Kurniasih mengatakan kekeringan sebenarnya terjadi setiap tahun. Namun, tahun ini kondisinya jauh lebih parah karena sumur warga cepat mengering saat hujan tidak turun.
“Kalau sumur benar-benar kering, kami beli air galon isi ulang Rp6 ribu. Satu galon hanya cukup untuk memandikan anak, jadi harus beli beberapa galon,” katanya.
Kurniasih mulai mengantre bantuan air bersih sejak pukul 12.30 WIB. Dari pendistribusian tersebut, keluarganya memperoleh sekitar tujuh jeriken air bersih.
“Pipa sudah dipasang, tetapi air yang keluar hanya setetes atau dua tetes saja,” ungkapnya.

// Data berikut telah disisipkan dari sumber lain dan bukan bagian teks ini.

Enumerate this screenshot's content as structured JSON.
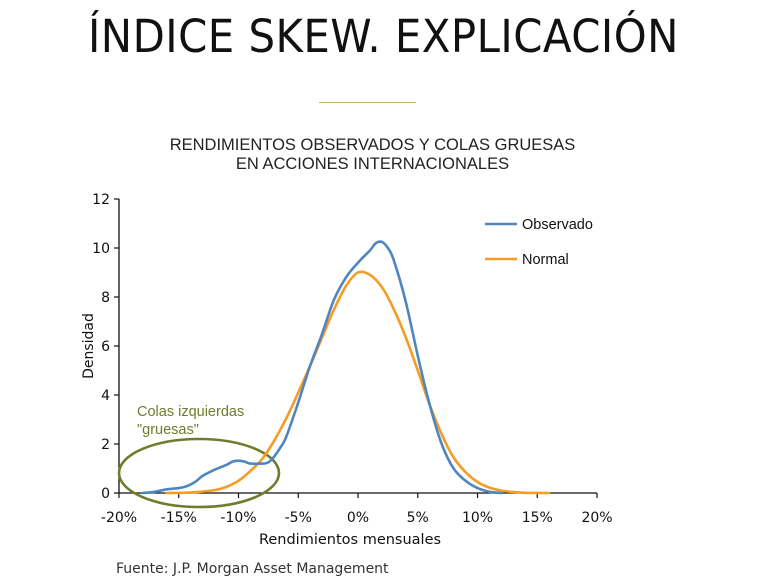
{
  "slide": {
    "title": "ÍNDICE SKEW. EXPLICACIÓN",
    "rule_color": "#c9b37a",
    "source": "Fuente: J.P. Morgan Asset Management"
  },
  "chart_data": {
    "type": "line",
    "title": "RENDIMIENTOS OBSERVADOS Y COLAS GRUESAS",
    "subtitle": "EN ACCIONES INTERNACIONALES",
    "xlabel": "Rendimientos mensuales",
    "ylabel": "Densidad",
    "xlim": [
      -20,
      20
    ],
    "ylim": [
      0,
      12
    ],
    "x_ticks": [
      -20,
      -15,
      -10,
      -5,
      0,
      5,
      10,
      15,
      20
    ],
    "x_tick_labels": [
      "-20%",
      "-15%",
      "-10%",
      "-5%",
      "0%",
      "5%",
      "10%",
      "15%",
      "20%"
    ],
    "y_ticks": [
      0,
      2,
      4,
      6,
      8,
      10,
      12
    ],
    "y_tick_labels": [
      "0",
      "2",
      "4",
      "6",
      "8",
      "10",
      "12"
    ],
    "grid": false,
    "legend_position": "upper right",
    "series": [
      {
        "name": "Observado",
        "color": "#4f86bd",
        "x": [
          -18,
          -17,
          -16,
          -15,
          -14.5,
          -14,
          -13.5,
          -13,
          -12,
          -11,
          -10.5,
          -10,
          -9.5,
          -9,
          -8,
          -7.5,
          -7,
          -6.5,
          -6,
          -5,
          -4,
          -3,
          -2,
          -1,
          0,
          1,
          1.5,
          2,
          2.5,
          3,
          4,
          5,
          6,
          7,
          8,
          9,
          10,
          11,
          12
        ],
        "values": [
          0,
          0.05,
          0.15,
          0.2,
          0.25,
          0.35,
          0.5,
          0.7,
          0.95,
          1.15,
          1.28,
          1.32,
          1.28,
          1.2,
          1.2,
          1.25,
          1.5,
          1.85,
          2.3,
          3.7,
          5.2,
          6.5,
          7.9,
          8.8,
          9.4,
          9.9,
          10.2,
          10.25,
          10.0,
          9.5,
          7.8,
          5.6,
          3.6,
          2.0,
          1.0,
          0.5,
          0.2,
          0.05,
          0
        ]
      },
      {
        "name": "Normal",
        "color": "#f59b26",
        "x": [
          -16,
          -14,
          -12,
          -11,
          -10,
          -9,
          -8,
          -7,
          -6,
          -5,
          -4,
          -3,
          -2,
          -1,
          0,
          1,
          2,
          3,
          4,
          5,
          6,
          7,
          8,
          9,
          10,
          11,
          12,
          13,
          14,
          16
        ],
        "values": [
          0,
          0.02,
          0.12,
          0.25,
          0.5,
          0.9,
          1.4,
          2.15,
          3.05,
          4.1,
          5.2,
          6.35,
          7.5,
          8.45,
          9.0,
          8.9,
          8.4,
          7.5,
          6.35,
          5.0,
          3.6,
          2.4,
          1.45,
          0.85,
          0.45,
          0.22,
          0.1,
          0.04,
          0.01,
          0
        ]
      }
    ],
    "annotations": [
      {
        "text_line1": "Colas izquierdas",
        "text_line2": "\"gruesas\"",
        "color": "#6e7d2b",
        "shape": "ellipse",
        "center": [
          -13.4,
          0.8
        ],
        "note": "Ellipse highlighting the fat left tail"
      }
    ]
  }
}
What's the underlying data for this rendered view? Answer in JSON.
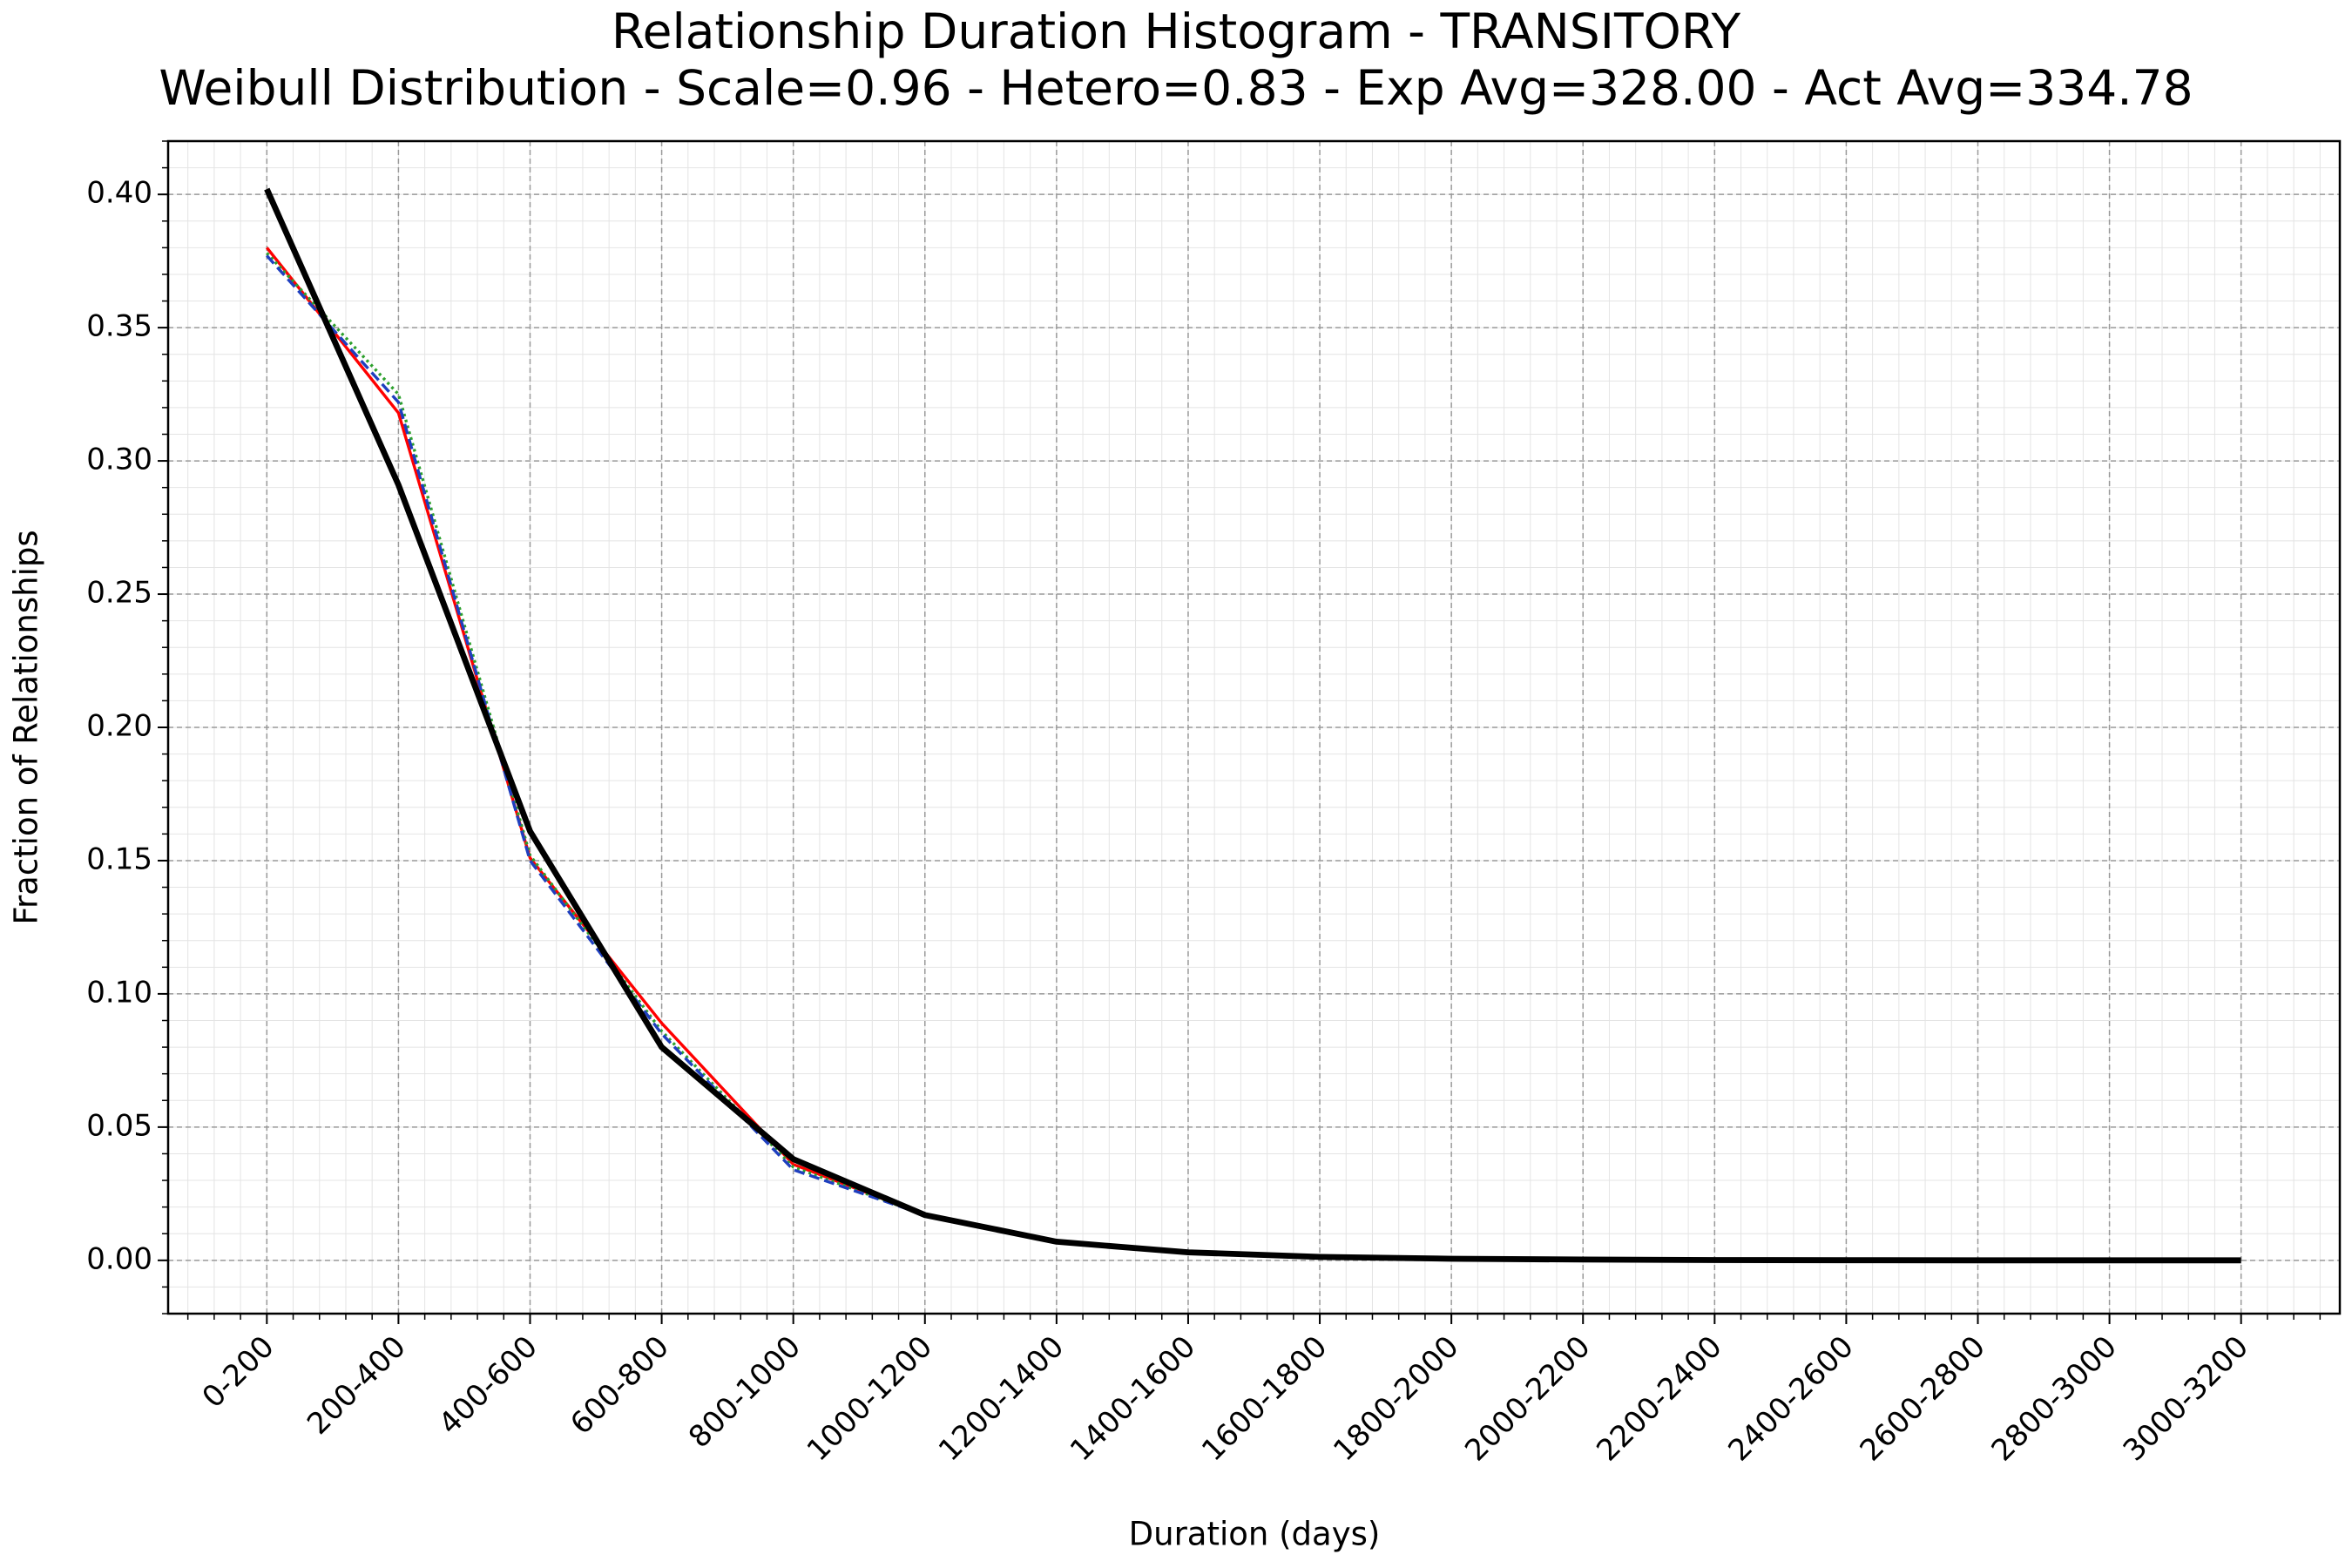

Ia berharap bantuan tersebut dapat terus disalurkan secara rutin sedikitnya dua kali dalam seminggu hingga jaringan air bersih berfungsi normal atau musim hujan tiba.
“Saya bersyukur karena sudah tiga kali menerima bantuan air bersih. Selama jaringan PDAM belum berfungsi dan hujan belum turun, saya berharap bantuan air bersih dari PDAM dapat dikirim minimal dua kali seminggu agar kebutuhan warga tetap terpenuhi,” tutupnya.